I solved it and wrote up my solution.

Given an even number of distinct points on a plane, can you partition the points into pairs and connect the two points of each pair with a single straight line segment such that the line segments don't overlap?

Yes, as follows.

Create a Cartesian coordinate system on the plane so that you can determine Cartesian coordinates $(x, y)$ for each point. Define an ordering $\prec$ on points as follows: $(x_1, y_1) \prec (x_2, y_2)$ if $y_1 < y_2$ or if both $y_1 = y_2$ and $x_1 < x_2.$

Order all the points with $\prec.$ In other words, order them from bottom to top, left to right. Pair up the first two points in that ordering, then the next two, and so on.

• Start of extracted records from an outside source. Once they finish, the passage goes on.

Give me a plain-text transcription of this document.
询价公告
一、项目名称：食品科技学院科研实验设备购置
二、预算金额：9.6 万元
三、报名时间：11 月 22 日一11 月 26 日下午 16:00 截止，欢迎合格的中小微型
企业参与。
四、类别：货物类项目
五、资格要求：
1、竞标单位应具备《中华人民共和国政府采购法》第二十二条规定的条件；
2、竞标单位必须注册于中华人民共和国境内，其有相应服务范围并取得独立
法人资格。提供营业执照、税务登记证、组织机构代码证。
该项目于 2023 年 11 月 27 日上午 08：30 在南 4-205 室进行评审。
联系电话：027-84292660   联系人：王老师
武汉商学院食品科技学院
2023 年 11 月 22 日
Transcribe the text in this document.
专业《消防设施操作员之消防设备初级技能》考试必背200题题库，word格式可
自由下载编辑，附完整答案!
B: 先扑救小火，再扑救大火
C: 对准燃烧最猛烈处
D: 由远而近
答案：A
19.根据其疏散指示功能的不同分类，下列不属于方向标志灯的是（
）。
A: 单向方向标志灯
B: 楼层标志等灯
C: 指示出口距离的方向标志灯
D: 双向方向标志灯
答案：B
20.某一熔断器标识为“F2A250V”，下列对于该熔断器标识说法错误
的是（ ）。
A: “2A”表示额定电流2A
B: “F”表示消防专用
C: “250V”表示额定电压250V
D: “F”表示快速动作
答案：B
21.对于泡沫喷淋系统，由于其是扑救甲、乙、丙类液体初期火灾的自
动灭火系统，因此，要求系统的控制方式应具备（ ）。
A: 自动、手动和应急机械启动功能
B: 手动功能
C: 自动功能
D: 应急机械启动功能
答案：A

The reason this works is as follows. Suppose two of the line segments overlap. Then, there are four points $(x_1, y_1) \prec (x_2, y_2) \prec (x_3, y_3) \prec (x_4, y_4)$ such that the line segment between the first two points overlaps the line segment between the last two points. So, there is some point $q$ that's along both line segments.

Observe that any point $p$ on a line segment between points $p_1$ and $p_2$ must satisfy $p_1 \preceq p \preceq p_2.$ So, we must have $(x_1, y_1) \preceq q \preceq (x_2, y_2) \prec (x_3, y_3) \preceq q \preceq (x_4, y_4),$ whch means that $q \prec q,$ which is impossible. This contradicts our earlier supposition, so we see that no two line segments overlap.